Intervenant sur cette affaire, le président américain Donald Trump a affirmé avoir joué un rôle dans le réexamen du dossier en sollicitant directement le président de la FIFA, Gianni Infantino.
« J’ai demandé un examen de la suspension de Balogun par la FIFA. J’ai parlé à Gianni Infantino, un homme très respecté. C’est moi qui les ai poussés à le faire », a déclaré Donald Trump.
Le président américain a toutefois assuré ne pas avoir exercé de pression sur l’instance dirigeante du football mondial. « Tout ce que j’ai fait, c’est demander une révision. Je n’ai pas dit qu’ils devaient le faire », a-t-il précisé.
Selon lui, l’action ayant conduit au carton rouge ne méritait pas une telle sanction. « Je ne pensais pas que c’était une faute. Je pensais que c’étaient juste deux grands athlètes qui s’étaient percutés », a-t-il expliqué.

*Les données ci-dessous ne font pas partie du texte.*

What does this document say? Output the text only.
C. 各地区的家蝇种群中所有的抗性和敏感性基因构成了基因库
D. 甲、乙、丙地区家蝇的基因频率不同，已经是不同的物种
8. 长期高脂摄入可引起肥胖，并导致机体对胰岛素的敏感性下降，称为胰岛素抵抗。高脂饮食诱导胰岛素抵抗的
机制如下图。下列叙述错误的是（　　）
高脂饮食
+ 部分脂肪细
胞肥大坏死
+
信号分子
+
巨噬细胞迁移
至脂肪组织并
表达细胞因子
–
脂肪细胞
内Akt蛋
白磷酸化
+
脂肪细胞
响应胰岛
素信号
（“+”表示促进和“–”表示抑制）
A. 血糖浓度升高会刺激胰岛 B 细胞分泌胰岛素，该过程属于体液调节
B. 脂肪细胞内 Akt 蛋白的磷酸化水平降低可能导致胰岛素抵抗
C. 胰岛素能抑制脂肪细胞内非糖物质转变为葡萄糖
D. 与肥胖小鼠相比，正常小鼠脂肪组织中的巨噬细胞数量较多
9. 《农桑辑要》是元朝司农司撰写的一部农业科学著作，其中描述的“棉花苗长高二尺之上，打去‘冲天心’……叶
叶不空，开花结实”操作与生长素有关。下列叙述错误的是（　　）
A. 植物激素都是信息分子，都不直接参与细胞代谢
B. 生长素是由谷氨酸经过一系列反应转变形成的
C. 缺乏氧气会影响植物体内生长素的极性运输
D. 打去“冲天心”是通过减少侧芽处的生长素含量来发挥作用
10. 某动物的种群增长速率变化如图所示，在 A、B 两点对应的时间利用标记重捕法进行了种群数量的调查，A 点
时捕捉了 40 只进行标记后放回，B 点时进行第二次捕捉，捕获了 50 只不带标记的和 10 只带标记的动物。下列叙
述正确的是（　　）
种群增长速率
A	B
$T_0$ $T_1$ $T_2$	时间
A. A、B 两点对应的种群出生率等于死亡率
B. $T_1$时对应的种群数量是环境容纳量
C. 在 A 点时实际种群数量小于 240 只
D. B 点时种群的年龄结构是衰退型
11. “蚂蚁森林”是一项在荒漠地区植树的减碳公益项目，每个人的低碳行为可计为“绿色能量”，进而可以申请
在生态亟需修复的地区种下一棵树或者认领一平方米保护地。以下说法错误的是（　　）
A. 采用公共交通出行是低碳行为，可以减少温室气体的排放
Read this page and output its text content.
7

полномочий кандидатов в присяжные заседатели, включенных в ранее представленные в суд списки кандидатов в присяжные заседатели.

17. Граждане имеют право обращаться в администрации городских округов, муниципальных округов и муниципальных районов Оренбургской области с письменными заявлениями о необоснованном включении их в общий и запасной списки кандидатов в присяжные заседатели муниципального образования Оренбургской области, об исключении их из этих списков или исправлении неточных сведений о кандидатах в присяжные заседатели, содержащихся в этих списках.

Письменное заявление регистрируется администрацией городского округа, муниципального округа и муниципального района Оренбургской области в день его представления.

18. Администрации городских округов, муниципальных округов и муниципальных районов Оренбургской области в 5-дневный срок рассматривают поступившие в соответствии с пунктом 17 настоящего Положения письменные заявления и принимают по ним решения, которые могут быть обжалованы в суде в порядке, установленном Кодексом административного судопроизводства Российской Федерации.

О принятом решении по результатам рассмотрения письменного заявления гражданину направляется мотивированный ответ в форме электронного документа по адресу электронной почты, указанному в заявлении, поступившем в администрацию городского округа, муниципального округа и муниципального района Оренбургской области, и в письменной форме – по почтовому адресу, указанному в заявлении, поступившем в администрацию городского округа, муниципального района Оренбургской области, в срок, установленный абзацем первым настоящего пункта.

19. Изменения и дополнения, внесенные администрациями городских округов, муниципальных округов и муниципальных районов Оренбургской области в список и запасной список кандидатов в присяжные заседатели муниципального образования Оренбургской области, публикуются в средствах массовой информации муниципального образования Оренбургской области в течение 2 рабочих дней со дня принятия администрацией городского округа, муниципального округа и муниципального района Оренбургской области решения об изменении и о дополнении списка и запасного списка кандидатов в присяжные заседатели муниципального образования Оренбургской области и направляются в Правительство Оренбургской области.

Donald Trump a également estimé que les grandes affiches devaient se jouer avec les meilleurs éléments des deux équipes. « Nous devons avoir nos meilleurs joueurs et la Belgique doit avoir ses meilleurs joueurs. Qu’on perde ou qu’on gagne, au moins c’est à la loyale », a-t-il déclaré, saluant une décision de la FIFA qu’il qualifie de « brillante », tout en jugeant celle de l’arbitre « horrible ».
Reconnaissant qu’il ne connaissait pas les conséquences réglementaires d’un carton rouge, il a ajouté : « Je ne savais pas ce qu’était un carton rouge. Quand j’ai appris ce que c’était, j’ai dit : « Tu te moques de moi ? » Le mec lève juste son bras et dit : « OK, le meilleur joueur ne jouera pas le prochain match. » Je me suis dit : « Wow, c’est un énorme pouvoir. C’est terrible. » »
L’UEFA dénonce une atteinte aux règles
Ce lundi, l’UEFA a réagi avec fermeté à cette décision de la FIFA. Dans un communiqué, l’instance européenne estime que la suspension automatique d’un match après un carton rouge constitue un principe fondamental des règlements et ne peut faire l’objet d’une exception en plein tournoi.
Selon elle, plusieurs joueurs ont déjà purgé leur suspension dans des circonstances similaires et toute dérogation remet en cause le principe d’égalité de traitement entre les équipes.
L’UEFA considère en outre que cette décision fragilise l’intégrité de la compétition, porte atteinte à la crédibilité des règles et crée un précédent pour le reste du tournoi.
L’instance conclut en exprimant sa « stupéfaction » face à une décision qu’elle qualifie de « sans précédent, incompréhensible et injustifiable », ouvrant ainsi un nouveau front dans une controverse qui dépasse désormais le seul terrain sportif.